Oct 26 (Reuters) - The U.S. Food and Drug Administration on
Friday said it has approved a new leukemia treatment from Teva
Pharmaceutical Industries Ltd to be sold under the
brand name Synribo.
The drug, also known as omacetaxine mepesuccinate, is
approved to treat a type of the blood and bone marrow cancer
called chronic myelogenous leukemia, or CML, in patients whose
cancer has progressed after treatment with at least two drugs
from a class called tyrosine kinase inhibitors.
"Today's approval provides a new treatment option for
patients who are resistant to or cannot tolerate other
FDA-approved drugs for chronic or accelerated phases of CML,"
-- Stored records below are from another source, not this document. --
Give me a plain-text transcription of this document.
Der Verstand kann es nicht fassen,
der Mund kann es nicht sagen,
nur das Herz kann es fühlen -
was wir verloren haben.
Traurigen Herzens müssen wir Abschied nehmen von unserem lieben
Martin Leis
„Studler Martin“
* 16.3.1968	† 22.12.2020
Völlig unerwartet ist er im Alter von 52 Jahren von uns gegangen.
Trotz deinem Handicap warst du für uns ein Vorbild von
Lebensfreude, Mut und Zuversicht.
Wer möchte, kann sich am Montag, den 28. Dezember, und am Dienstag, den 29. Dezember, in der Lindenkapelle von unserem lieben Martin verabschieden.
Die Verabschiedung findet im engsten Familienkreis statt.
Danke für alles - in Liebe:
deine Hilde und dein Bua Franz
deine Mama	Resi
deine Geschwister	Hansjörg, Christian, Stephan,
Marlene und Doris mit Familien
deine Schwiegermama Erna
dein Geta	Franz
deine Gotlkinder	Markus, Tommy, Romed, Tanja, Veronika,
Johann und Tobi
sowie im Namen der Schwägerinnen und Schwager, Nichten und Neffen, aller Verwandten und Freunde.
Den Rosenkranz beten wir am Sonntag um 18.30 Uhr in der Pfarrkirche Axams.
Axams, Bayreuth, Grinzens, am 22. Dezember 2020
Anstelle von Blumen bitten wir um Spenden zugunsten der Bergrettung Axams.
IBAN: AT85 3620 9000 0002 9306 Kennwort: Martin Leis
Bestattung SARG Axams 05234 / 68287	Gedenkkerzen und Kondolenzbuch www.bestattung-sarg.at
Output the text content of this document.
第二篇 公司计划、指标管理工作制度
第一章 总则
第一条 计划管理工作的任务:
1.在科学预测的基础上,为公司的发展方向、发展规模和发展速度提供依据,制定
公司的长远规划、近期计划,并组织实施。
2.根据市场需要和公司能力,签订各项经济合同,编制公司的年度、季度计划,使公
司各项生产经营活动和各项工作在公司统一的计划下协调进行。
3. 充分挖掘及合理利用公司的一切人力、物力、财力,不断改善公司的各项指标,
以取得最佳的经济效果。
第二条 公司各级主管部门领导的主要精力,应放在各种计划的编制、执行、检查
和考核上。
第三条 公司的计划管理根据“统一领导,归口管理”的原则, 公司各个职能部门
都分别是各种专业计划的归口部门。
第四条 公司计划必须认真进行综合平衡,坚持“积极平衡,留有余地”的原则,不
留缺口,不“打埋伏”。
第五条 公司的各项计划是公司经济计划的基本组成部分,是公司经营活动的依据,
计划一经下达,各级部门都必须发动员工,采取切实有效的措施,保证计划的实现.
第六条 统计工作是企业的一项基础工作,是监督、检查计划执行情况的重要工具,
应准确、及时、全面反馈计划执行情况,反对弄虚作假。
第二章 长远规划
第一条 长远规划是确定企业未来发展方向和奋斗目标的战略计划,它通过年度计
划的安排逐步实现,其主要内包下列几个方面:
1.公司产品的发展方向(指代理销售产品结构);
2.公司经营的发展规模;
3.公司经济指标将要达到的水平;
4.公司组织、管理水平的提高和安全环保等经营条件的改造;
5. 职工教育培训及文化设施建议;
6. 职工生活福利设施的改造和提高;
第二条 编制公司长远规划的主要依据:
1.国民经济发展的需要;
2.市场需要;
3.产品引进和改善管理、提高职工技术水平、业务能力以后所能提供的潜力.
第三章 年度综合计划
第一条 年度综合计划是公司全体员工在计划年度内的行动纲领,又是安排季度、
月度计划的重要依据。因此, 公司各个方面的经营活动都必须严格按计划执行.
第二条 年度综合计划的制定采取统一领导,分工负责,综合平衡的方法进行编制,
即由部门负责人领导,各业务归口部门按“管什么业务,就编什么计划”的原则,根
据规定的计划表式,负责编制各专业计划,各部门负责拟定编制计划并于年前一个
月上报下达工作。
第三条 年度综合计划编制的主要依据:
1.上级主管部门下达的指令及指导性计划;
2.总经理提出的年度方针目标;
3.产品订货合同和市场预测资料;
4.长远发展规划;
Richard Pazdur, director of the Office of Hematology and
Oncology Products in FDA's Center for Drug Evaluation and
Research, said in a statement.
Synribo, which is injected under the skin twice daily for 14
consecutive days over a 28-day cycle until white blood cell
counts normalize, works by blocking proteins that help the
development of cancerous cells.
It is the second CML drug approved by the FDA in recent
weeks after the September approval of Pfizer Inc's
An estimated 5,430 Americans will be diagnosed with CML in
2012, according to the National Institutes of Health.
Synribo received an accelerated approval based on the
disease response to the drug in studies. However it has yet to
demonstrate an improvement in disease symptoms or an increased
survival benefit in a clinical trial, the FDA and company said.
Israel-based Teva, the world's largest generic drugmaker,
has advanced its focus on developing new medicines, in part
through its acquisition of the U.S. biotech Cephalon.